京都西郊,鐘家書房。
夜色已深,黃花梨木書案上的臺燈,光線被刻意調暗了三分,只勉強勾勒出鐘鳴沉靜的側影。他靠在那張年代久遠的藤椅里,手里捏著一份薄薄的內部通報,紙張邊緣幾乎要被他手指的溫度熨平。
鐘小艾坐在對面,屏息凝神。她能感覺到,今晚父親要談的,絕非尋常。
“丁義珍跑了。”鐘鳴終于開口,聲音不高,卻像一塊冰冷的鐵,砸在寂靜的空氣里。“最高檢繞過漢東省院直接行動,布置不能說不周密,可人還是從京州的酒樓,大搖大擺上了飛往洛杉磯的飛機。秦局長親自坐鎮,臉丟大了。”
他頓了頓,將那份通報輕輕推過桌面:“跑的不是一個人,是一把鑰匙。初步掌握的情況,這個丁義珍,和趙瑞龍的那個山水集團,往來切割不清。光明湖項目,有多少油水流進了山水集團的口袋?又有多少,通過這個集團,轉去了別處?丁義珍是經手人,也是活賬簿。現在,賬簿自己長翅膀飛了。”
鐘小艾拿起通報快速掃了幾眼,心頭凜然。涉及趙瑞龍,這就不是簡單的副市長貪腐,而是直接指向了趙立春最敏感的家事。
“丟鑰匙是其一,”鐘鳴繼續道,目光落在女兒臉上,“你們家亮平,最近在總局,是不是覺得腳下發虛,四處碰壁?”
鐘小艾苦笑:“爸,您何必明知故問。

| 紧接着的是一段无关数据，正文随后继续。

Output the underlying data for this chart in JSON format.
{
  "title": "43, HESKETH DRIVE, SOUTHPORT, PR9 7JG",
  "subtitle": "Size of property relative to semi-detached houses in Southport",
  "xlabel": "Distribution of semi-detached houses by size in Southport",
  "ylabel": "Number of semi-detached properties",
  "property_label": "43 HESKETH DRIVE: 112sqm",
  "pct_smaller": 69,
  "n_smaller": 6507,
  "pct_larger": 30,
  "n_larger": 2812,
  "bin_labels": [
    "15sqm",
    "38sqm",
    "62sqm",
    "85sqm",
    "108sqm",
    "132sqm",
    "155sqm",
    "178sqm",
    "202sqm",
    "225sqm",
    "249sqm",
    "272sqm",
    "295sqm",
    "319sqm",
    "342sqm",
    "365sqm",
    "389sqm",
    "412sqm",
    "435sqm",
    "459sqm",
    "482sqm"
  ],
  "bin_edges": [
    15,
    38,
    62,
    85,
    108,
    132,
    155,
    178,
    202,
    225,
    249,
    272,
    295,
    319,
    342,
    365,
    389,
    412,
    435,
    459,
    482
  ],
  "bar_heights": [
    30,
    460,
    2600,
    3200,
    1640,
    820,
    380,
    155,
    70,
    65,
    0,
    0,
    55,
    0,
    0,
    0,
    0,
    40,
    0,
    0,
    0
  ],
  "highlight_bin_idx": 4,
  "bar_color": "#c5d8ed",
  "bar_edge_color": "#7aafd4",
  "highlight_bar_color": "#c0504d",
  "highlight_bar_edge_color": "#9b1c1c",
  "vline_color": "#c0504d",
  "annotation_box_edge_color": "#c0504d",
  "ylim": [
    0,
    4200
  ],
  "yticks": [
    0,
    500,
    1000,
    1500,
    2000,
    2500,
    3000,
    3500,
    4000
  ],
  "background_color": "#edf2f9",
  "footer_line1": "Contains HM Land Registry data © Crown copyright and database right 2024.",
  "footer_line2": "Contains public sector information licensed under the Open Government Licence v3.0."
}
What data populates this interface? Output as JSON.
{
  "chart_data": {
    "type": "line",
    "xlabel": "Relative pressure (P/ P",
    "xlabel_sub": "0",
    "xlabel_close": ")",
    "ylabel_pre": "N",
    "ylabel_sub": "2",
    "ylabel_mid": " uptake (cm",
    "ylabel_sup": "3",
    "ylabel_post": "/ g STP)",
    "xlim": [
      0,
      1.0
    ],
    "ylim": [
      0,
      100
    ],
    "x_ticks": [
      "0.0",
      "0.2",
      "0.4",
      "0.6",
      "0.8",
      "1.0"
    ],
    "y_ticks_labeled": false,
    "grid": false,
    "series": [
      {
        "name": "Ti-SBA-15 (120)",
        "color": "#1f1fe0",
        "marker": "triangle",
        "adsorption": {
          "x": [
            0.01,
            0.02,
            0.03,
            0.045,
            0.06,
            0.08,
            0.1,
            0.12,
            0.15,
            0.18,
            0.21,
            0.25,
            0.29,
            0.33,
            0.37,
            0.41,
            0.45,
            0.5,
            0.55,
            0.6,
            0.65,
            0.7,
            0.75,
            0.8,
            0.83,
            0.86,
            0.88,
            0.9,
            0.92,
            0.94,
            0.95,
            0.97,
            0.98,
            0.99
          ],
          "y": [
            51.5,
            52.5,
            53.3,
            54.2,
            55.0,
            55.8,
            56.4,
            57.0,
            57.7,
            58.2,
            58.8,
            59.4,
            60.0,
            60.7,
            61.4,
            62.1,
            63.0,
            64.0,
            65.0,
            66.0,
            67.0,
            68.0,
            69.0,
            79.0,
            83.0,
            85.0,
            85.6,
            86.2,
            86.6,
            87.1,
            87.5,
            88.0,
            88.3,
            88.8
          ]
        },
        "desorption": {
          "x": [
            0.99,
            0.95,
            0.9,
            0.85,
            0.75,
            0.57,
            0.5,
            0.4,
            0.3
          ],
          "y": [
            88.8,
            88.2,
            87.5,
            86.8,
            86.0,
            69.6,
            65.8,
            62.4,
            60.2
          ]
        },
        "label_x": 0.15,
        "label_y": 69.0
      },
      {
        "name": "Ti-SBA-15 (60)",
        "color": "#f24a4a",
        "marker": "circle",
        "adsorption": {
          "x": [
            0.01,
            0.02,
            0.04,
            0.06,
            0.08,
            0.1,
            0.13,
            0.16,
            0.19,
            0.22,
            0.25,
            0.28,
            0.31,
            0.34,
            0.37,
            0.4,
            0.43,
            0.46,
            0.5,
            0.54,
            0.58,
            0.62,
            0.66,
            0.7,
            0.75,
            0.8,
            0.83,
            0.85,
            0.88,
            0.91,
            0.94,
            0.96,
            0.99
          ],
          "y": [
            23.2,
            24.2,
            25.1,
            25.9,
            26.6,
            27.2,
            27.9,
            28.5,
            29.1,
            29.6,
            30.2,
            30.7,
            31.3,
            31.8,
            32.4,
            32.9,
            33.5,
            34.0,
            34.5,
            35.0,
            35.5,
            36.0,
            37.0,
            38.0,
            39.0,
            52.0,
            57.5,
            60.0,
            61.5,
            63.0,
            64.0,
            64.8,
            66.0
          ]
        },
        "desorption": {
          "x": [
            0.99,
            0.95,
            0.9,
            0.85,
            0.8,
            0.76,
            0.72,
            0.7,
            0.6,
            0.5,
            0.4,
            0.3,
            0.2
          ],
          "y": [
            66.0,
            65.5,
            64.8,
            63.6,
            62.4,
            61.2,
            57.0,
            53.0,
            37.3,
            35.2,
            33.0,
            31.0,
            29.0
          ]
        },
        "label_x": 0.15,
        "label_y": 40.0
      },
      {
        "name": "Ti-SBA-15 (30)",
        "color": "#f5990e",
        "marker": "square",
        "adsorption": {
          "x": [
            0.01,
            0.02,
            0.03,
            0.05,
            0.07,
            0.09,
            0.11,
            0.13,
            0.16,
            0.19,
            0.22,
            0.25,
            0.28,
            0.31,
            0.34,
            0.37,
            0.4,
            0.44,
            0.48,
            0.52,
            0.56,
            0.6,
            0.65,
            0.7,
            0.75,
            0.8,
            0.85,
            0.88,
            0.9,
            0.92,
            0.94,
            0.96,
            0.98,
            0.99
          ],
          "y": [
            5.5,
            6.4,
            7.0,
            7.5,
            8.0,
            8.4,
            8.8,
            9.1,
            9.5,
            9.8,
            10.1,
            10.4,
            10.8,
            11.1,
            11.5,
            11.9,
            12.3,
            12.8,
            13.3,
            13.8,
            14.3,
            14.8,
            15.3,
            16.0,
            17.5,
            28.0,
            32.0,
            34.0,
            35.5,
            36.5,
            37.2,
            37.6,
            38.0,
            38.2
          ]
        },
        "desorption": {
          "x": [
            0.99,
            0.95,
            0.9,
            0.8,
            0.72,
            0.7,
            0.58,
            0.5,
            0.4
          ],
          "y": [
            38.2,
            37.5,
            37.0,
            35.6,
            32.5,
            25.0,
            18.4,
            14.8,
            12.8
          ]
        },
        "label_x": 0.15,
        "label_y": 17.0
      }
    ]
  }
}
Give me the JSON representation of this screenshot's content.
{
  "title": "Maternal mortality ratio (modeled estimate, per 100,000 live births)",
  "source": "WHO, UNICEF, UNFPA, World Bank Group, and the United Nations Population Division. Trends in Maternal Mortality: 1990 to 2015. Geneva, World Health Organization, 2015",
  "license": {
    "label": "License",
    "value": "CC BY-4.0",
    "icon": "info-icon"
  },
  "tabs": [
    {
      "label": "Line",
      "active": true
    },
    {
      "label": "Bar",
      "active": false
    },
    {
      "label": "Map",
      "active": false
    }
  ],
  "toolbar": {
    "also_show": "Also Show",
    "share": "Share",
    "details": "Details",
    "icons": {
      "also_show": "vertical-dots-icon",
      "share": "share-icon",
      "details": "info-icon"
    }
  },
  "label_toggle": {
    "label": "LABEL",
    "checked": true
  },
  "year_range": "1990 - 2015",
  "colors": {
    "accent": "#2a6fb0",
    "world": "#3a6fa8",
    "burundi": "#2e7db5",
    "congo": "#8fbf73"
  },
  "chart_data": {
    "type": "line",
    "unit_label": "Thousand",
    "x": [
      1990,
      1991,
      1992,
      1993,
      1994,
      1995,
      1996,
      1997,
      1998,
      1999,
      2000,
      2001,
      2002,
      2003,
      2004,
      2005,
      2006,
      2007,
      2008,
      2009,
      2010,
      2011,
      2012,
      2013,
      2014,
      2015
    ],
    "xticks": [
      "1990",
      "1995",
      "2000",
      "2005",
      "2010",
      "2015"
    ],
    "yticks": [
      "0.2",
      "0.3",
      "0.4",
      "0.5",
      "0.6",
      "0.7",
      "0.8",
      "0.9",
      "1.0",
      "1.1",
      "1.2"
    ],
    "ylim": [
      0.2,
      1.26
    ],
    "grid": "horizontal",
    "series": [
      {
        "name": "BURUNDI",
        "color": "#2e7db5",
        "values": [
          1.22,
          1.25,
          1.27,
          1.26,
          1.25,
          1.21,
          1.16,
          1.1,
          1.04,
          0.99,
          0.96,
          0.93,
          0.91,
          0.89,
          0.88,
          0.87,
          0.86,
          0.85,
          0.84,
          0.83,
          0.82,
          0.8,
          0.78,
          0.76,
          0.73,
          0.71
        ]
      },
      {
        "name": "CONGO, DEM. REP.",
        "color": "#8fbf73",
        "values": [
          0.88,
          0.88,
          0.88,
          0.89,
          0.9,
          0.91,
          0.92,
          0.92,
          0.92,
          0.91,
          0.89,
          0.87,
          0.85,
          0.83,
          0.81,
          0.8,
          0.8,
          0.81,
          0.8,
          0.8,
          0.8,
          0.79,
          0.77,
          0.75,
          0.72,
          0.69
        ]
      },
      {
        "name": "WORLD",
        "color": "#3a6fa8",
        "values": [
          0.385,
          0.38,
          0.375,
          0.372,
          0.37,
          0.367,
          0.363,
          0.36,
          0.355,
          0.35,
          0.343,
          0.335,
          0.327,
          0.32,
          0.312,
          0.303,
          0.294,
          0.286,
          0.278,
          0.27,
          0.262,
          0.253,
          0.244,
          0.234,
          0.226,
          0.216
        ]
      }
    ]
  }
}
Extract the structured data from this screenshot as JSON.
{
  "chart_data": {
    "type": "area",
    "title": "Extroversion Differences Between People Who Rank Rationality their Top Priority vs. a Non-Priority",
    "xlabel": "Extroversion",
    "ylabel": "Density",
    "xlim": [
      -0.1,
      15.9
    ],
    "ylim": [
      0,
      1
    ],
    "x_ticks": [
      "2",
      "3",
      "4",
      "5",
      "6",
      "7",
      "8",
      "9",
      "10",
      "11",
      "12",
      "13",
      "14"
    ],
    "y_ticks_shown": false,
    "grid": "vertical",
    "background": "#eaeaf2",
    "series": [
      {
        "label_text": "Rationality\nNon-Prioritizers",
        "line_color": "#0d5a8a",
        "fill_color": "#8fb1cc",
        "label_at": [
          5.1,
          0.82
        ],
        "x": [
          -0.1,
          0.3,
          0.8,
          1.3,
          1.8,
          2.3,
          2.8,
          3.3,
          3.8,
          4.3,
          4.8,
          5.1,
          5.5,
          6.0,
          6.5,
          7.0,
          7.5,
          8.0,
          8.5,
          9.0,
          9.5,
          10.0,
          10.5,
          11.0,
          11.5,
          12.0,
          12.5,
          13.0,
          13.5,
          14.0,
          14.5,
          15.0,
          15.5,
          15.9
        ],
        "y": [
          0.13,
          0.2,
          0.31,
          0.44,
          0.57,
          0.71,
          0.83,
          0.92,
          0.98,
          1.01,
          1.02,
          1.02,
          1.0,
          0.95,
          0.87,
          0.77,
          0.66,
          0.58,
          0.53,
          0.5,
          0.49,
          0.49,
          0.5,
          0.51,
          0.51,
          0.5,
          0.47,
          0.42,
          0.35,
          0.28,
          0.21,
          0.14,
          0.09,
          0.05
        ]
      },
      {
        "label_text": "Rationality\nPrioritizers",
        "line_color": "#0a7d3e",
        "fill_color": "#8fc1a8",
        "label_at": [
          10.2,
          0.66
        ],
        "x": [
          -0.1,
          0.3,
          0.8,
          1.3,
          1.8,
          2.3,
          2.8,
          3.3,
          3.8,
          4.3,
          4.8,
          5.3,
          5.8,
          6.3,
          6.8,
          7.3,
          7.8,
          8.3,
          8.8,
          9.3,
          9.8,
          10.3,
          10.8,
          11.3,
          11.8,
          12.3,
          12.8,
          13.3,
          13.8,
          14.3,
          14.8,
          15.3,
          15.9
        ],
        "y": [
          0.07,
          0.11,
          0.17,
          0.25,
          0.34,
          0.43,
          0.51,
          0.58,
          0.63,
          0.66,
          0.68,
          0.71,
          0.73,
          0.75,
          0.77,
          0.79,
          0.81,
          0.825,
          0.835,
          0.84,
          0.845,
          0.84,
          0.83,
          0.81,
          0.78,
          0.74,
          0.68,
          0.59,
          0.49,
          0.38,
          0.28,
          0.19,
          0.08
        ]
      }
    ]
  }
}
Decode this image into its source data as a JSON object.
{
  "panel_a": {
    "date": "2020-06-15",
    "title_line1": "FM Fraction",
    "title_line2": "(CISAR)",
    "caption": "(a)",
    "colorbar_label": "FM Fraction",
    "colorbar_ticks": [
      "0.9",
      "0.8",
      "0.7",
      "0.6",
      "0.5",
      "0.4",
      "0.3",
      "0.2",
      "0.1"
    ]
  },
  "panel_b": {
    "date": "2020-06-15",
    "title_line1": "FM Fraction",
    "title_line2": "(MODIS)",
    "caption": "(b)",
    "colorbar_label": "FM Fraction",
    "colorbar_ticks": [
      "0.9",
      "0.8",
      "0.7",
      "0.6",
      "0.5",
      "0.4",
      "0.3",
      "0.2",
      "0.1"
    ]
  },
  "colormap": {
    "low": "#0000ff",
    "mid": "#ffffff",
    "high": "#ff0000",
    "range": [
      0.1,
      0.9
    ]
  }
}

他辦了趙德漢,表面風光,內里……那趙德漢坐在全國礦產資源審批的關口上那么多年,經他手的礦權、配額,背后是多少省份、多少山頭、多少人的錢袋子?案子辦得越鐵,得罪的人就越廣,越深。現在,別說辦案,他在偵查處,都快成透明人了。以前稱兄道弟的,現在繞著走;該他參與的會,名字都會被‘無意’漏掉。再待下去……”
“不是待不下去,”鐘鳴替她把話說完,語氣斬釘截鐵,“是他已經成了某些人眼中必須挪開的絆腳石,也是鐘家此刻一個略顯尷尬的顯眼標記。留在京都,于他,是困獸猶斗;于鐘家,是授人以柄。”
“那您的意思是?”
“讓他去漢東。”鐘鳴吐出這四個字,仿佛早已權衡過千百遍。
“漢東?”鐘小艾身體微微前傾,“那里現在……丁義珍剛跑,風聲鶴唳,而且省檢察院……”
“正是因為風聲鶴唳,才需要新的破局之人。”鐘鳴打斷她,眼神銳利起來,“沙瑞金在漢東,手里缺刀。反腐反腐,沒有一把鋒利且聽他指揮的反貪利劍,他拿什么去割那些盤根錯節的瘤子?漢東省檢察院,剛經歷一場大地震。季昌明判了,反貪局從根子上爛過,現在雖然由最高檢直接委派了新的檢察長過去主持重建,但這個新攤子,要完全理清、要真正為沙瑞金所用,需要時間,更需要一個能打破當地沉悶局面的外力。”
他拿起茶杯,抿了一口已經微涼的茶水:“最高檢也需要一個姿態,丁義珍在我們手里跑掉,這個面子必須找回來。派一個得力干將過去,專職督辦丁義珍外逃背后的瀆職、泄密乃至可能的保護傘問題,名正順。亮平,合適。”
“他有能力,有辦大案尤其是經濟案件的經驗,沖勁足,這是沙瑞金需要的‘刀鋒’。他是最高檢反貪總局的處長,這個身份去,代表的是最高檢察機關的意志和決心,分量足夠。而他,”鐘鳴看著女兒,話里有話,“還是我鐘鳴的女婿。這層關系,沙瑞金會明白其中的含義。這是一種無聲但有力度的支持。”